Nur Deutschland, die Niederlande und die USA verfügten über das modernste Modell des Patriot-Systems.
Die Türkei hatte die NATO im November 2012 offiziell um Beistand gebeten. Die Außenminister der 28 NATO-Staaten beschlossen im Dezember 2012 in Brüssel die Stationierung von Patriot-Raketen. Für drei grenznahe Regionen entsprach die NATO der Türkei, für die Grenzregionen Hatay und Şanlıurfa sowie für fünf weitere Provinzen in Grenznähe lehnte die NATO jedoch eine Stationierung des Systems ab. Nach Angaben von NATO-Diplomaten betonten die NATO-Außenminister in einer Erklärung, dass die Abwehrraketen ausschließlich dem Schutz und der Verteidigung des Bündnispartners Türkei dienen sollten. Sie dürften demnach nicht eingesetzt werden, um eine Flugverbotszone über Syrien zu kontrollieren.[4]

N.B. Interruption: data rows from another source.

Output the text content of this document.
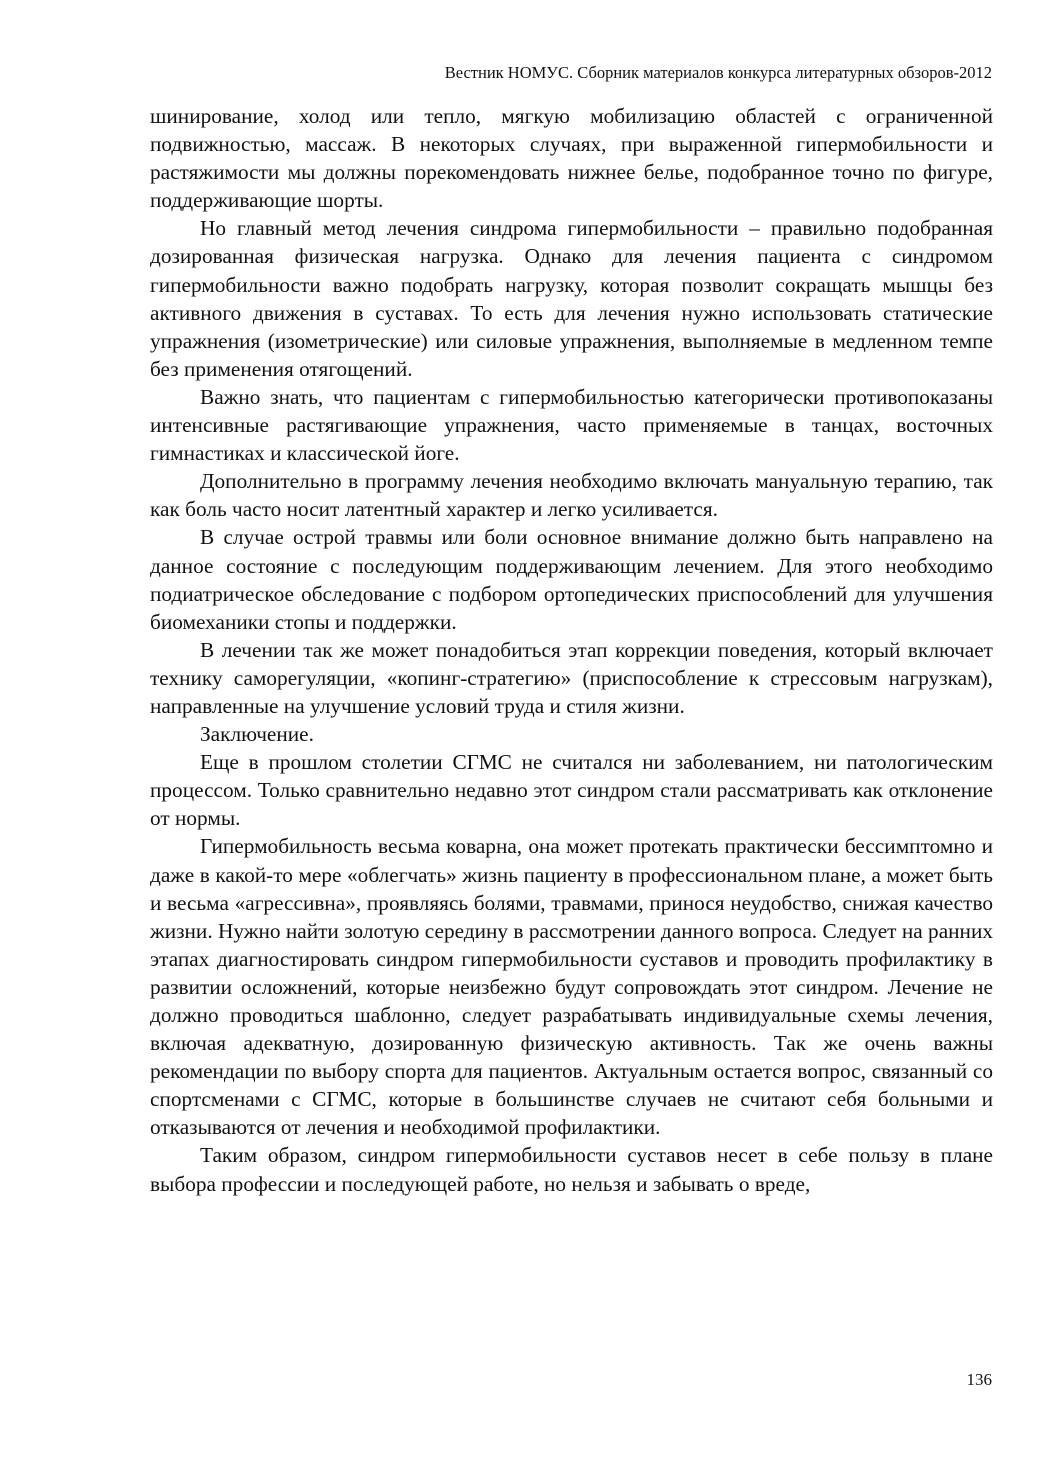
Вестник НОМУС. Сборник материалов конкурса литературных обзоров-2012

шинирование, холод или тепло, мягкую мобилизацию областей с ограниченной подвижностью, массаж. В некоторых случаях, при выраженной гипермобильности и растяжимости мы должны порекомендовать нижнее белье, подобранное точно по фигуре, поддерживающие шорты.

Но главный метод лечения синдрома гипермобильности – правильно подобранная дозированная физическая нагрузка. Однако для лечения пациента с синдромом гипермобильности важно подобрать нагрузку, которая позволит сокращать мышцы без активного движения в суставах. То есть для лечения нужно использовать статические упражнения (изометрические) или силовые упражнения, выполняемые в медленном темпе без применения отягощений.

Важно знать, что пациентам с гипермобильностью категорически противопоказаны интенсивные растягивающие упражнения, часто применяемые в танцах, восточных гимнастиках и классической йоге.

Дополнительно в программу лечения необходимо включать мануальную терапию, так как боль часто носит латентный характер и легко усиливается.

В случае острой травмы или боли основное внимание должно быть направлено на данное состояние с последующим поддерживающим лечением. Для этого необходимо подиатрическое обследование с подбором ортопедических приспособлений для улучшения биомеханики стопы и поддержки.

В лечении так же может понадобиться этап коррекции поведения, который включает технику саморегуляции, «копинг-стратегию» (приспособление к стрессовым нагрузкам), направленные на улучшение условий труда и стиля жизни.

Заключение.

Еще в прошлом столетии СГМС не считался ни заболеванием, ни патологическим процессом. Только сравнительно недавно этот синдром стали рассматривать как отклонение от нормы.

Гипермобильность весьма коварна, она может протекать практически бессимптомно и даже в какой-то мере «облегчать» жизнь пациенту в профессиональном плане, а может быть и весьма «агрессивна», проявляясь болями, травмами, принося неудобство, снижая качество жизни. Нужно найти золотую середину в рассмотрении данного вопроса. Следует на ранних этапах диагностировать синдром гипермобильности суставов и проводить профилактику в развитии осложнений, которые неизбежно будут сопровождать этот синдром. Лечение не должно проводиться шаблонно, следует разрабатывать индивидуальные схемы лечения, включая адекватную, дозированную физическую активность. Так же очень важны рекомендации по выбору спорта для пациентов. Актуальным остается вопрос, связанный со спортсменами с СГМС, которые в большинстве случаев не считают себя больными и отказываются от лечения и необходимой профилактики.

Таким образом, синдром гипермобильности суставов несет в себе пользу в плане выбора профессии и последующей работе, но нельзя и забывать о вреде,

136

Der damalige russische Präsident Putin bezeichnete diesen Einsatz vor dem Beschluss als „falsch“ und „Provokationen“ sollten unterbleiben. Er ließ verlauten, die Türkei und Russland wollten gemeinsam an „neuen Ideen“ für die Lösung des Konflikts in Syrien arbeiten. Russland ist der wichtigste Verbündete Syriens auf der internationalen Bühne. Zudem bezweifelte der russische Präsident damals, dass Syrien wirklich eine Bedrohung für die Türkei sei: „Syrien ist nicht in der Lage, jemanden anzugreifen.“ Nach dem Beschluss zeigte sich Russlands damaliger Außenminister Sergei Lawrow überraschend milde gestimmt. Er sagte, dies sei Sache der Türkei. Dagegen habe Moskau „keine Einwände“. Allerdings sollte laut Lawrow niemand glauben, dass eine militärische Lösung des Syrien-Konflikts möglich sei.[5]

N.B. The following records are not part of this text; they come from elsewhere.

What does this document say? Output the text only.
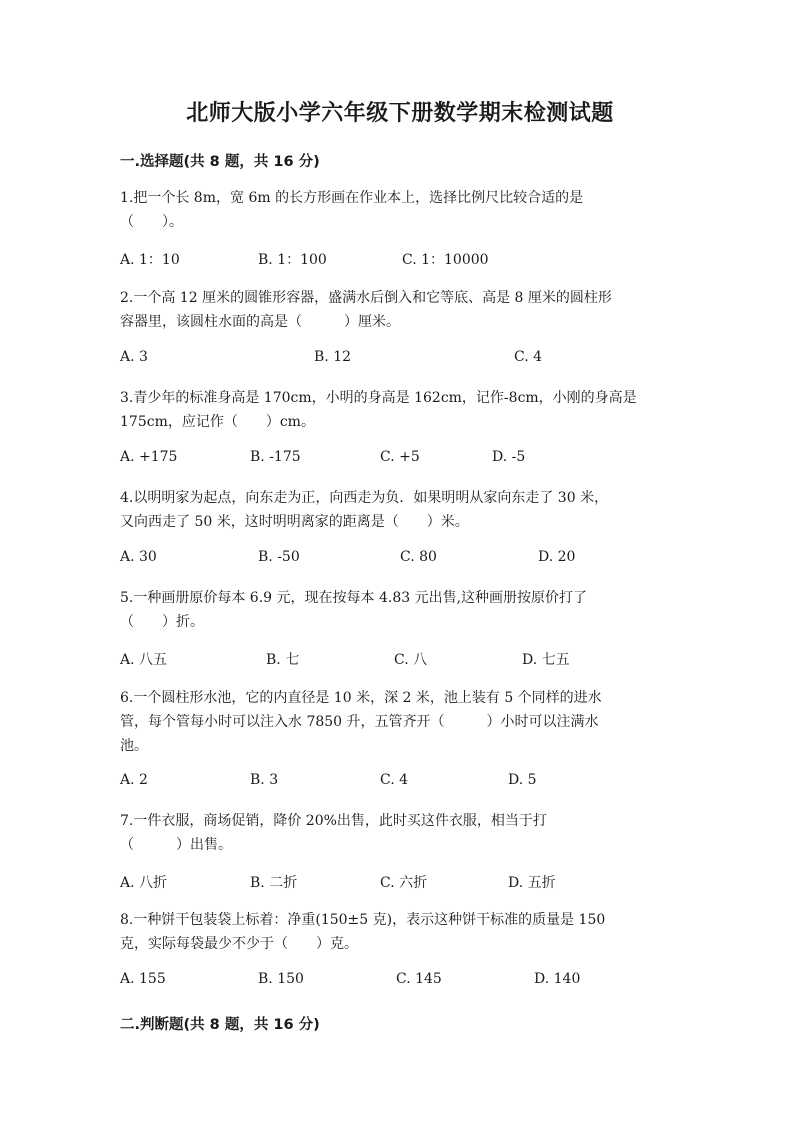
北师大版小学六年级下册数学期末检测试题
一.选择题(共 8 题，共 16 分)
1.把一个长 8m，宽 6m 的长方形画在作业本上，选择比例尺比较合适的是
（　　）。
A. 1：10	B. 1：100	C. 1：10000
2.一个高 12 厘米的圆锥形容器，盛满水后倒入和它等底、高是 8 厘米的圆柱形
容器里，该圆柱水面的高是（　　　）厘米。
A. 3	B. 12	C. 4
3.青少年的标准身高是 170cm，小明的身高是 162cm，记作-8cm，小刚的身高是
175cm，应记作（　　）cm。
A. +175	B. -175	C. +5	D. -5
4.以明明家为起点，向东走为正，向西走为负．如果明明从家向东走了 30 米，
又向西走了 50 米，这时明明离家的距离是（　　）米。
A. 30	B. -50	C. 80	D. 20
5.一种画册原价每本 6.9 元，现在按每本 4.83 元出售,这种画册按原价打了
（　　）折。
A. 八五	B. 七	C. 八	D. 七五
6.一个圆柱形水池，它的内直径是 10 米，深 2 米，池上装有 5 个同样的进水
管，每个管每小时可以注入水 7850 升，五管齐开（　　　）小时可以注满水
池。
A. 2	B. 3	C. 4	D. 5
7.一件衣服，商场促销，降价 20%出售，此时买这件衣服，相当于打
（　　　）出售。
A. 八折	B. 二折	C. 六折	D. 五折
8.一种饼干包装袋上标着：净重(150±5 克)，表示这种饼干标准的质量是 150
克，实际每袋最少不少于（　　）克。
A. 155	B. 150	C. 145	D. 140
二.判断题(共 8 题，共 16 分)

Das Bundeskabinett stimmte der Entsendung zu und bat den Bundestag um Zustimmung. Am 13. Dezember 2012 stimmte der Deutsche Bundestag mit breiter Mehrheit dem Einsatz deutscher Patriot-Flugabwehrraketen in der Türkei zu. In namentlicher Abstimmung billigten 461 Abgeordnete dieses Bundeswehrmandat, 86 lehnten es ab. Es gab acht Enthaltungen. Der Beschluss enthielt die Genehmigung zur Entsendung von bis zu 400 Soldaten Anfang 2013.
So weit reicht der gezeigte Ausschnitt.